Title

The economic effects of enterprise zone programs on local labor markets: Two essays

Date of Award

2001

Degree Type

Dissertation

Degree Name

Doctor of Philosophy (PhD)

Department

Social Sciences

Advisor(s)

John Yinger

Keywords

Enterprise zone, Labor markets, Fiscal incentives, California Enterprise Zone Program, California

Subject Categories

Economics | Social and Behavioral Sciences | Urban Studies and Planning

Abstract

Enterprise Zones have been one of the most prominent economic development tools used at the state and local levels of government in the United States during the 1980s and 1990s. Yet with close to twenty years of use, there is little definitive evidence of their efficacy. This dissertation is presented in two distinctive parts or essays.

In the first essay a economic model used from the public finance literature is applied to determine the employment and wage effects from enterprise zones. The limitations of the model motivated the development of a new model that more accurately reflects the economic behavior of the economic agents associated with enterprise zones. Analytical solutions are derived for both models and some comparative static results are discussed. Given the lack of precision from the analytical solutions, numerical simulations are run for a plausible range of the key variables. The numerical results indicate that at best employment changes associated with enterprise zones are the result of labor mobility and may not result in a net economic gain. The essay ends with a discussion of how the results of this study could be used in the design of enterprise zone programs.

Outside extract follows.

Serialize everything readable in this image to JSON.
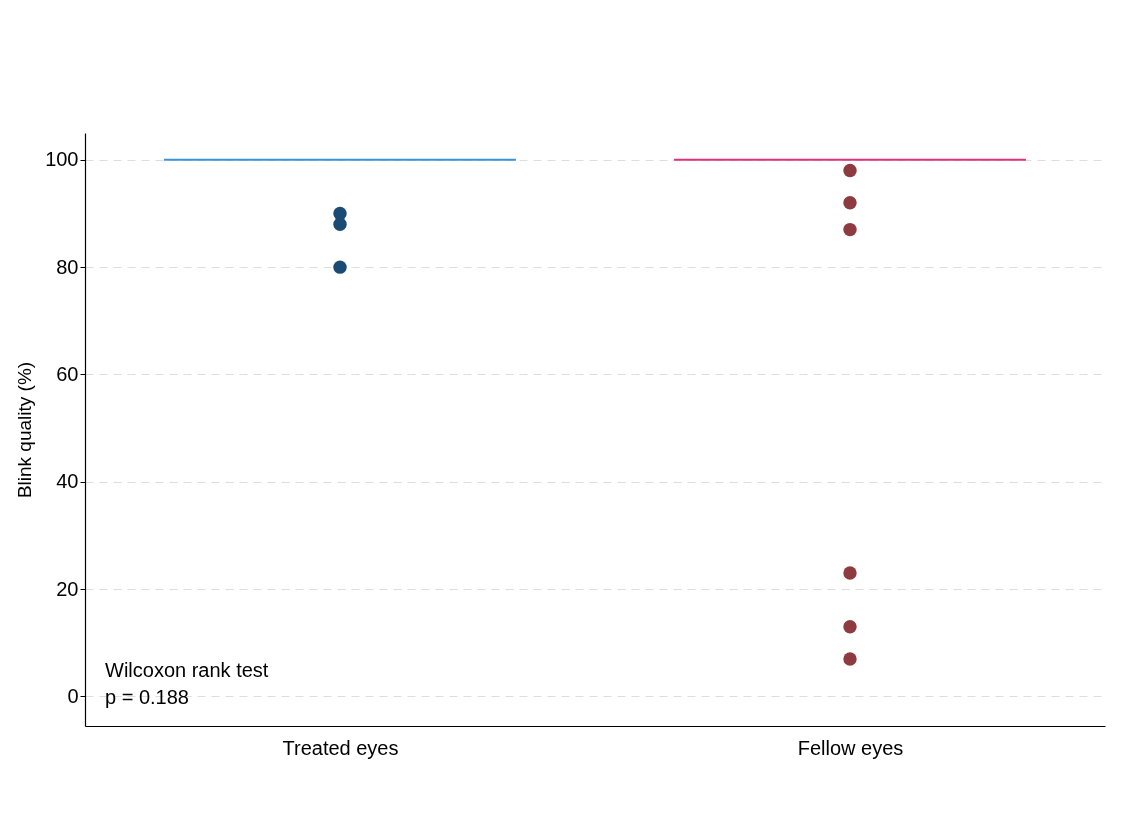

The second essay provides an empirical test of the employment effects of the California Enterprise Zone Program. The research design utilizes a constructed comparison group and analyzes employment changes over a ten year period. Employment date is estimated for zip codes with enterprise zones and the comparison group. Fixed effects estimation techniques on panel data are used determine if employment changes are statistically significant. The results indicate that there are no statically significant effects on employment changes due to the enterprise zone program. The essay ends with some suggestion for further study.